То, как Тайцзун управился с вопросом о наследовании, со всей очевидностью показало явно некитайское влияние на него и на весь клан. Готовность смотреть на членов своей семьи как на соперников и смертельных врагов отразила характерный для племенных отношений страх, а убийство братьев и свержение отца абсолютно противоречили фундаментальному принципу китайского нравственного кодекса: конфуцианской заповеди сыновнего почитания.
Искушенный в текучем, бесцеремонном и жестоком степном стиле ведения политики, Тайцзун, естественно, мог только презирать пограничные стены, изменяя ситуацию на границе, унаследованной им от отца, путем энергичных военных действий. С 618 года, пока Китай приводил себя в порядок после многих лет междоусобной войны, тюрки устраивали набеги на новую династию и шантажировали ее. Войдя во вкус, за один год они получили тридцать тысяч «кусков материи» в качестве подарков от Тан, а на следующий угнали из приграничных поселений почти всех привлекательных женщин. В 625 году, после затяжных набегов в окрестности Чанъани — с участием до ста тысяч всадников во главе с самим каганом Сели, — трепещущий китайский двор даже обдумывал возможность переезда из уязвимой Чанъани, чтобы найти убежище в горной части Шэньси.
В 627 году, готовя очередной набег на столицу, тюрки направили ко двору в Чанъани шпиона, быстро показавшего свою неспособность работать под прикрытием: он хвастливо заявил, что миллионная армия его кагана быстро приближается. Тайцзун ответил решительно, арестовав и казнив посланца, потом выехал во главе своей армии навстречу Сели, наивно полагавшему, что китайская армия уничтожена в междоусобицах. Выверенная демонстрация силы Тайцзуна — не был обнажен ни один меч — произвела именно тот эффект, который был нужен, и дала ему важное психологическое преимущество. «Тюрки, — рассуждал он, — думают, что из-за наших недавних внутренних неурядиц мы не в состоянии собрать армию.
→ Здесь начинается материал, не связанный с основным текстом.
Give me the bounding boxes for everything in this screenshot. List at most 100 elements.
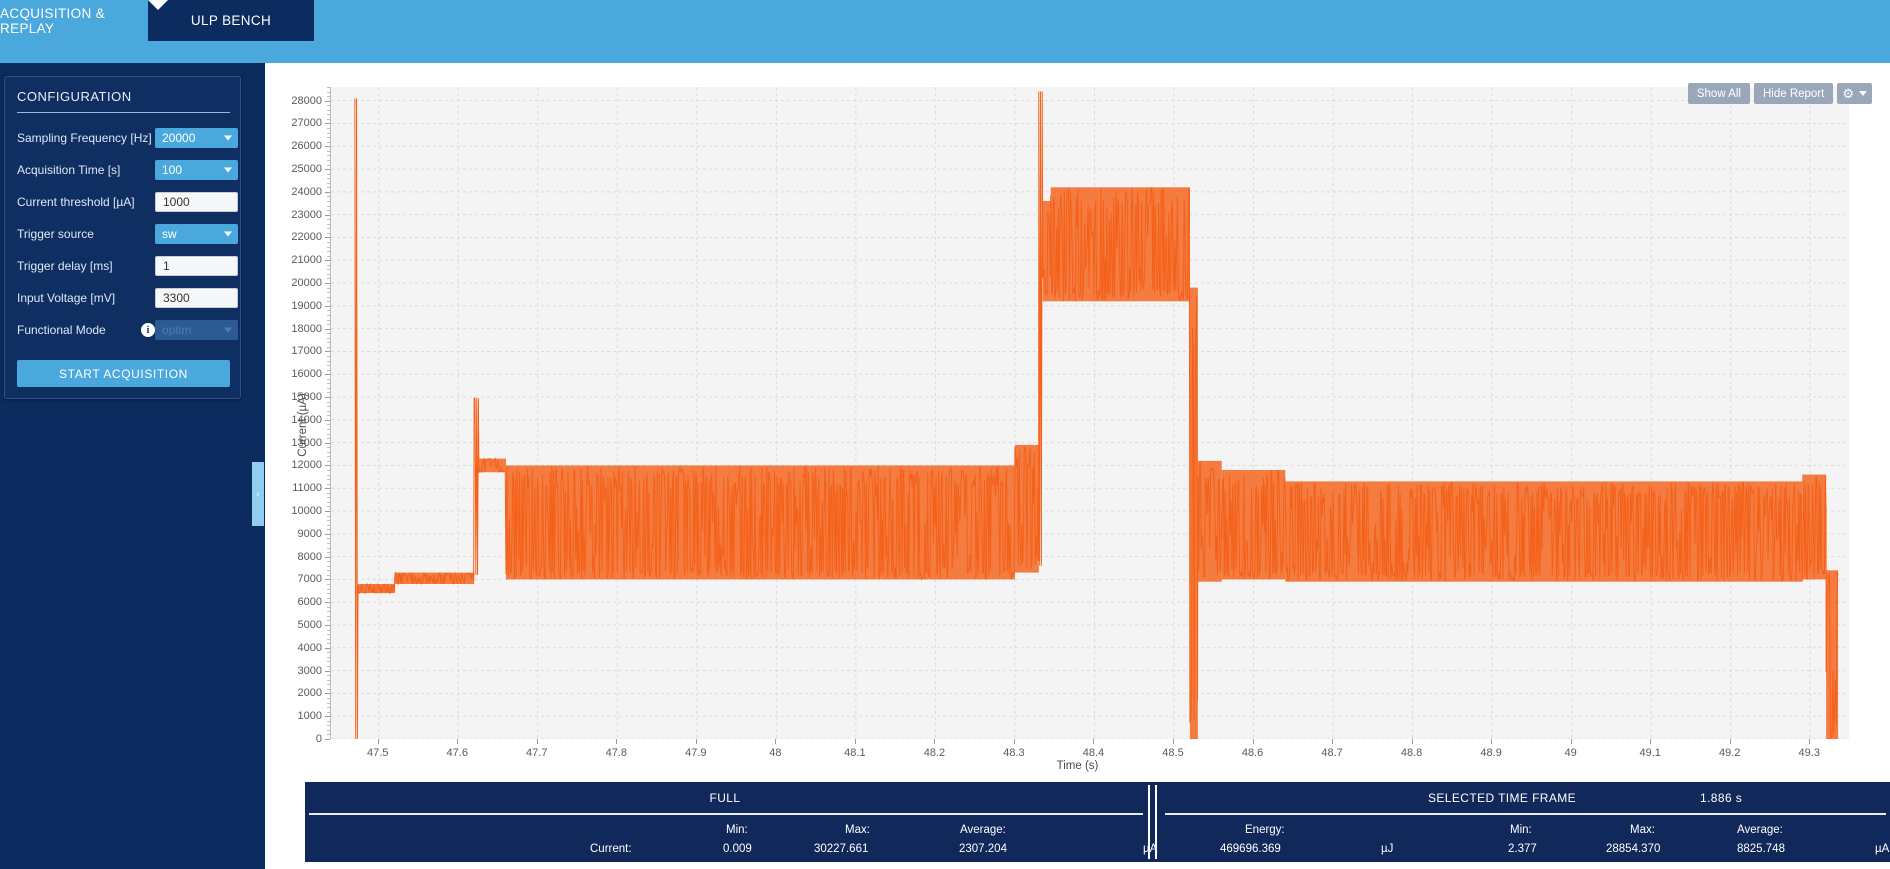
y-tick-mark: [325, 123, 330, 125]
config-value: 100: [162, 163, 183, 177]
y-minor-tick: [327, 292, 330, 294]
configuration-title: CONFIGURATION: [17, 89, 132, 104]
plot-area[interactable]: [330, 87, 1849, 739]
y-minor-tick: [327, 324, 330, 326]
y-minor-tick: [327, 369, 330, 371]
y-tick-label: 25000: [291, 163, 322, 176]
y-tick-label: 22000: [291, 231, 322, 244]
y-minor-tick: [327, 287, 330, 289]
y-minor-tick: [327, 547, 330, 549]
y-minor-tick: [327, 164, 330, 166]
config-value: 3300: [163, 291, 190, 305]
y-minor-tick: [327, 342, 330, 344]
y-minor-tick: [327, 223, 330, 225]
start-acquisition-button[interactable]: START ACQUISITION: [17, 360, 230, 387]
x-tick-mark: [1491, 739, 1493, 744]
report-selected-min-header: Min:: [1510, 824, 1532, 836]
y-minor-tick: [327, 319, 330, 321]
y-tick-mark: [325, 374, 330, 376]
y-minor-tick: [327, 501, 330, 503]
y-tick-mark: [325, 328, 330, 330]
x-tick-mark: [1093, 739, 1095, 744]
x-tick-mark: [1809, 739, 1811, 744]
report-selected-current-unit: µA: [1875, 843, 1890, 855]
y-minor-tick: [327, 333, 330, 335]
y-tick-label: 17000: [291, 345, 322, 358]
y-tick-mark: [325, 305, 330, 307]
y-tick-mark: [325, 237, 330, 239]
waveform-svg: [331, 87, 1849, 739]
config-select-sampling-frequency-hz[interactable]: 20000: [155, 128, 238, 148]
report-full-max-value: 30227.661: [814, 843, 869, 855]
tab-acquisition-replay-label: ACQUISITION & REPLAY: [0, 5, 106, 36]
y-tick-mark: [325, 397, 330, 399]
y-minor-tick: [327, 661, 330, 663]
config-input-input-voltage-mv[interactable]: 3300: [155, 288, 238, 308]
y-minor-tick: [327, 574, 330, 576]
y-minor-tick: [327, 159, 330, 161]
config-select-functional-mode: optim: [155, 320, 238, 340]
y-minor-tick: [327, 707, 330, 709]
x-tick-label: 48.8: [1400, 747, 1423, 759]
configuration-title-divider: [17, 112, 230, 113]
x-tick-label: 48.2: [923, 747, 946, 759]
x-tick-mark: [934, 739, 936, 744]
show-all-button[interactable]: Show All: [1687, 83, 1750, 104]
y-minor-tick: [327, 688, 330, 690]
y-minor-tick: [327, 128, 330, 130]
hide-report-button[interactable]: Hide Report: [1753, 83, 1834, 104]
config-select-trigger-source[interactable]: sw: [155, 224, 238, 244]
configuration-card: CONFIGURATION Sampling Frequency [Hz] 200…: [4, 76, 241, 399]
y-minor-tick: [327, 219, 330, 221]
y-tick-mark: [325, 100, 330, 102]
report-full-average-header: Average:: [960, 824, 1006, 836]
y-minor-tick: [327, 542, 330, 544]
y-tick-mark: [325, 511, 330, 513]
y-minor-tick: [327, 675, 330, 677]
report-full-current-unit: µA: [1143, 843, 1158, 855]
y-minor-tick: [327, 483, 330, 485]
top-tab-bar: ACQUISITION & REPLAY ULP BENCH: [0, 0, 1890, 63]
tab-ulp-bench[interactable]: ULP BENCH: [148, 0, 314, 41]
x-tick-mark: [1729, 739, 1731, 744]
y-minor-tick: [327, 378, 330, 380]
y-tick-mark: [325, 351, 330, 353]
y-minor-tick: [327, 251, 330, 253]
y-minor-tick: [327, 428, 330, 430]
y-tick-mark: [325, 191, 330, 193]
y-minor-tick: [327, 479, 330, 481]
y-minor-tick: [327, 456, 330, 458]
x-tick-label: 48.6: [1241, 747, 1264, 759]
report-selected-max-value: 28854.370: [1606, 843, 1661, 855]
x-tick-mark: [854, 739, 856, 744]
y-minor-tick: [327, 365, 330, 367]
config-label: Acquisition Time [s]: [17, 163, 121, 177]
config-input-trigger-delay-ms[interactable]: 1: [155, 256, 238, 276]
config-row-sampling-frequency-hz: Sampling Frequency [Hz] 20000: [17, 128, 238, 149]
chart-toolbar: Show All Hide Report ⚙: [1687, 83, 1872, 104]
report-full-energy-header: Energy:: [1245, 824, 1285, 836]
report-selected-header: SELECTED TIME FRAME 1.886 s: [1160, 782, 1890, 813]
x-tick-mark: [1332, 739, 1334, 744]
y-minor-tick: [327, 593, 330, 595]
y-tick-mark: [325, 283, 330, 285]
y-tick-label: 14000: [291, 413, 322, 426]
tab-acquisition-replay[interactable]: ACQUISITION & REPLAY: [0, 0, 148, 41]
y-minor-tick: [327, 182, 330, 184]
x-tick-label: 48: [769, 747, 782, 759]
config-select-acquisition-time-s[interactable]: 100: [155, 160, 238, 180]
y-minor-tick: [327, 360, 330, 362]
config-input-current-threshold-a[interactable]: 1000: [155, 192, 238, 212]
report-full-title: FULL: [709, 790, 741, 805]
y-tick-label: 8000: [297, 550, 322, 563]
chart-settings-button[interactable]: ⚙: [1837, 83, 1872, 104]
y-minor-tick: [327, 314, 330, 316]
y-tick-label: 1000: [297, 710, 322, 723]
y-minor-tick: [327, 474, 330, 476]
y-tick-label: 27000: [291, 117, 322, 130]
y-tick-mark: [325, 488, 330, 490]
panel-collapse-handle[interactable]: ‹: [252, 462, 264, 526]
y-tick-mark: [325, 579, 330, 581]
x-tick-label: 47.7: [526, 747, 548, 759]
info-icon[interactable]: i: [141, 323, 155, 337]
Если я Запрусь в городе, то они разграбят нашу территорию. Поэтому я выйду один, показывая, что мне нечего бояться, и еще я устрою демонстрацию силы, и они поймут — я готов драться». Тюрки отступили, предложили мир и получили богатые подарки от китайцев, которыми Тайцзун планировал их отвлечь и расслабить, а потом разгромить в сражении, время для которого он выберет сам. «Все это, — с придыханием говорил один из высших министров Тайцзуна, пораженный тем, как его суверен умело использовал дипломатическую стратегию степи, — недосягаемо для моей глупости».
На следующий год, когда вассальные племена взбунтовались против Сели, а в степи установилась необычно холодная зима и потому «много овец и лошадей погибло от голода, а люди постоянно недоедали», настало время Тайцзуна. Годом позже неурядицы у тюрков усилились, тогда возникла ссора между Сели и его подручным Тули. Один из советников Тайцзуна, обратив внимание, что Сели двинул войска к границе — вероятно, готовя набеги для поправки материального положения своих людей, — предложил перестроить и населить длинные стены. Император высказался против:
«У тюрков в разгар лета видели иней; пять солнц появились разом; три месяца кряду было сухо, и испепеляющий свет покрыл их степи… Они бредут куда глаза глядят, большая часть их отар и стад погибла, что означает, что им не нужна земля… Сели раздружился с Тули, и они начали междоусобицу… они обречены погибнуть, а я захвачу их для вас, господа. Это не то время, я считаю, когда нужно строить оборону».
Как и предсказал Тайцзун, к 629 году тюркская военная машина была разрушена внутренними неурядицами. В тот год Тайцзун послал шесть генералов со стотысячным войском, которые захватили десятки тысяч пленных и много скота и которым сдались фактически все вожди тюрков, за исключением Сели, сначала бежавшим на резвом скакуне, а затем пойманным одним китайским офицером и доставленным в Чанъань. Принимая Сели в столице, император резко и прилюдно обругал его за преступления, но в конечном итоге не стал его казнить, а вместо этого решил «приютить» (что на дипломатическом языке означало «задержать») в столице. Сели провел остаток своих дней в унылом одиночестве, бесцельно бродя по Чанъани и с презрением отказываясь от предоставленного ему дома в пользу разбитой во дворе юрты. «Он долго пребывал в апатии и вялости, — записано в «Истории династии Тан», — распевая печальные песни и плача за компанию со своими домашними». Когда император попытался взбодрить его, подарив имение с охотничьими угодьями, Сели упрямо отказался от него. После смерти в 634 году ему присвоили посмертное имя «непокорившийся».